Applying the principles articulated in Fabe, the Nebraska Supreme Court in Kremer, supra, 788 N.W.2d 538, addressed the precise issue presented here—whether section 25-2602.01(f) of the NUAA is a state law enacted for the purpose of regulating the business of insurance within the meaning of the McCarran-Ferguson Act. The court in Kremer held that it was, and that section 25-2602.01(f) accordingly reverse preempts the FAA through application of the McCarran-Ferguson Act. (Kremer, at p. 553.) The Nebraska Supreme Court reaffirmed this principle in Speece v. Allied Professionals Ins. Co. (2014) 289 Neb. 75 [853 N.W.2d 169, 175].

Federal courts applying Fabe have likewise concluded that the FAA is reverse preempted under state laws similar to the Nebraska statute at issue here. [Citations.]

Consistent with the principles articulated in Fabe, supra, 508 U.S. 491, as applied by federal appellate courts and the Nebraska Supreme Court, we agree with the trial court's conclusion in the instant case that section 25-2602.01(f) of the NUAA is a state law enacted for the purpose of regulating the business of insurance. If the NUAA applies in the instant case, by operation of the McCarran-Ferguson Act, it reverse preempts the FAA.

The Court then addressed defendants’ claim that the RPA provision requiring Nebraska law to govern only applies to resolution of the substantive claims, and does not incorporate state law rules limiting arbitration, citing to Mastrobuono v. Shearson Lehman Hutton, Inc., 514 U.S. 52 (1995). The Court found Mastrobuono distinguishable because the distinction the Supreme Court drew was solely as a means of giving effect to two provisions that pointed to conflicting bodies of law, noting that the RPA has a single provision that “unambiguously provides” Nebraska law will govern. The Court also declined to follow the “advisory interpretation” of the NUAA by the Third Circuit Court of Appeal in South Jersey Sanitation v.

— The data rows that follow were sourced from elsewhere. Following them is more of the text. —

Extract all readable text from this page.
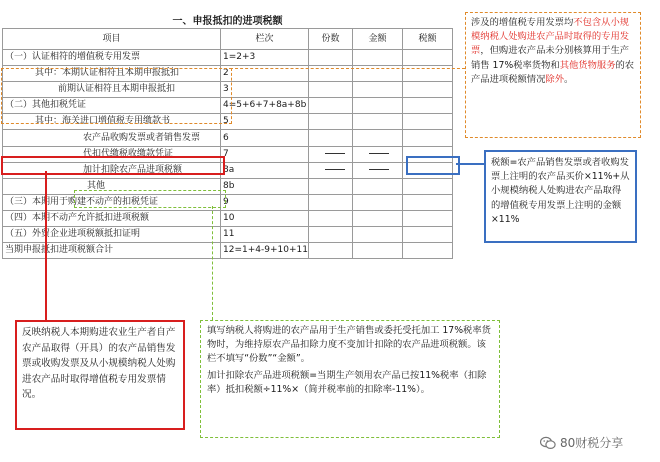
一、申报抵扣的进项税额				
项目	栏次	份数	金额	税额
（一）认证相符的增值税专用发票	1=2+3			
其中：本期认证相符且本期申报抵扣	2			
前期认证相符且本期申报抵扣	3			
（二）其他扣税凭证	4=5+6+7+8a+8b			
其中：海关进口增值税专用缴款书	5			
农产品收购发票或者销售发票	6			
代扣代缴税收缴款凭证	7			
加计扣除农产品进项税额	8a			
其他	8b			
（三）本期用于购建不动产的扣税凭证	9			
（四）本期不动产允许抵扣进项税额	10			
（五）外贸企业进项税额抵扣证明	11			
当期申报抵扣进项税额合计	12=1+4-9+10+11			
涉及的增值税专用发票均不包含从小规模纳税人处购进农产品时取得的专用发票，但购进农产品未分别核算用于生产销售 17%税率货物和其他货物服务的农产品进项税额情况除外。
税额=农产品销售发票或者收购发票上注明的农产品买价×11%+从小规模纳税人处购进农产品取得的增值税专用发票上注明的金额×11%
反映纳税人本期购进农业生产者自产农产品取得（开具）的农产品销售发票或收购发票及从小规模纳税人处购进农产品时取得增值税专用发票情况。
填写纳税人将购进的农产品用于生产销售或委托受托加工 17%税率货物时，为维持原农产品扣除力度不变加计扣除的农产品进项税额。该栏不填写“份数”“金额”。
加计扣除农产品进项税额=当期生产领用农产品已按11%税率（扣除率）抵扣税额÷11%×（简并税率前的扣除率-11%）。
80财税分享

Applied Underwriters Captive Risk Assurance Co., 840 F.3d 138 (3d Cir. 2016) that limited application of the NUAA to insurance policies only, finding that Court’s decision to be “inconsistent with the plain language of the statute.” The Court then rejected defendants’ argument that application of Nebraska law to this dispute “would result in impermissible ‘extraterritorial’ regulation by a state,” finding defendants’ citation in support thereof (to a decision regarding a Nebraska statute that expressly attempted to regulate the conduct of an insurer in another jurisdiction) to be inapposite. The Court found “[t]he NUAA by its terms does not seek to regulate activities carried on outside Nebraska. The NUAA applies in the instant case because the parties contractually agreed to its application.” 

The Court concluded:

The threshold issue of whether the FAA applies or is preempted by the McCarran-Ferguson Act and section 25-2602.01(f) of the NUAA was for the court, and not the arbitrator, to decide. The trial court did not err by adjudicating this gateway issue.

The trial court did not err by concluding that section 25-2602.01(f) of the NUAA is a statute that regulates the business of insurance within the meaning of the McCarran-Ferguson Act.

Application of the FAA would operate to invalidate or impair section 25-2602.01(f) of the NUAA. The trial court did not err by concluding that the McCarran-Ferguson Act applies and reverse preempts the FAA.

Section 25-2602.01(f) of the NUAA applies to the RPA and renders the arbitration provision contained in the RPA unenforceable. The trial court accordingly did not err by denying the petition to compel arbitration.